An increased amount of deposit in Bruch's membrane has been associated with the presence and severity of AMD.
28,29 Under normal circumstances, the continuous generation of macular deposition can be eliminated through inflammatory cells attracted to this site through chemokines to achieve a dynamic balance.
30 CX3CL1, the only identified CX3C chemokine, is widely expressed in the eye tissues. As the sole receptor for this protein, CX3CR1 is constitutively expressed in the retina and other ocular tissues, where this receptor protein mediates the migration of macrophages and microglia cells (MCs) to clear accumulated deposits.
31,32 The altered functions of inflammatory cells might be involved in the pathogenesis of AMD. Recently, several studies
14,15 have suggested that T280M and V249I, two common nonsynonymous SNPs located in
CX3CR1, might be associated with the risk for AMD; but these results are inconsistent. The results of the present meta-analysis showed that both of these SNPs were significantly associated with the increased risk of AMD. Several functional studies
12,33 have suggested that these two loci decrease the number of fractalkine receptor binding sites and the binding affinity of the receptor to fractalkine, thus crippling chemokine activity. The inhibition of chemokine activity might in turn lead to the inadequate recruitment of inflammatory cells, such as macrophages and MCs, to ocular tissues where the age-related deposits are progressively accumulated.

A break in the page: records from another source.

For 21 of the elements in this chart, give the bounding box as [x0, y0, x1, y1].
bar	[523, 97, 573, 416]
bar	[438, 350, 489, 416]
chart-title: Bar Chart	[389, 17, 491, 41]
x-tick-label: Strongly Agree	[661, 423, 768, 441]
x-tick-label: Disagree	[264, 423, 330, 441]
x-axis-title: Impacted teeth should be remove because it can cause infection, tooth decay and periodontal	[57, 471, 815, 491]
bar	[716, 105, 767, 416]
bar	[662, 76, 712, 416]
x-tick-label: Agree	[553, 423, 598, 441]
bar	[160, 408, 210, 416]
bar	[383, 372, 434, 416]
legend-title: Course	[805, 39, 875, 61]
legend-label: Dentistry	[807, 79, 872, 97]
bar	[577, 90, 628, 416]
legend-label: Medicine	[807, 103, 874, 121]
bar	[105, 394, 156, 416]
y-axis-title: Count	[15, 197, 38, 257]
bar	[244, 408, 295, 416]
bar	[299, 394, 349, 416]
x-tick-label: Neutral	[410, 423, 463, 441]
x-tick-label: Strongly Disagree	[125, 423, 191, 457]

31,34 These deposits play a specific role in the development of drusen and CNV, which are the chief characteristics of AMD.
35,36 Moreover, these accumulated deposits might affect the transport of macromolecules, such as oxygen, between the retina and the choroidal vessels, and injure RPE and photoreceptor cells, which enhance the progression and severity of AMD.
37 On the other hand, a lower level of CX3CR1 expression is detected in the macular area than in the peripheral retina of AMD eyes, while control subjects exhibit almost identical CX3CR1 expression in both macular and peripheral retina.
13,16 Thus, relatively lower CX3CR1 expression levels in the cells from AMD patients might reflect the observed AMD susceptibility. However, it is impossible that these two variants directly affect the levels of transcription. DeVries et al.
38 have suggested a moderately strong LD between both these two SNPs in
CX3CR1 and the −15430G → C SNP located in the
CX3CR1 promoter region. This special relationship might affect the transcriptional level of CX3CR1 proteins, thereby contributing to the risk of AMD.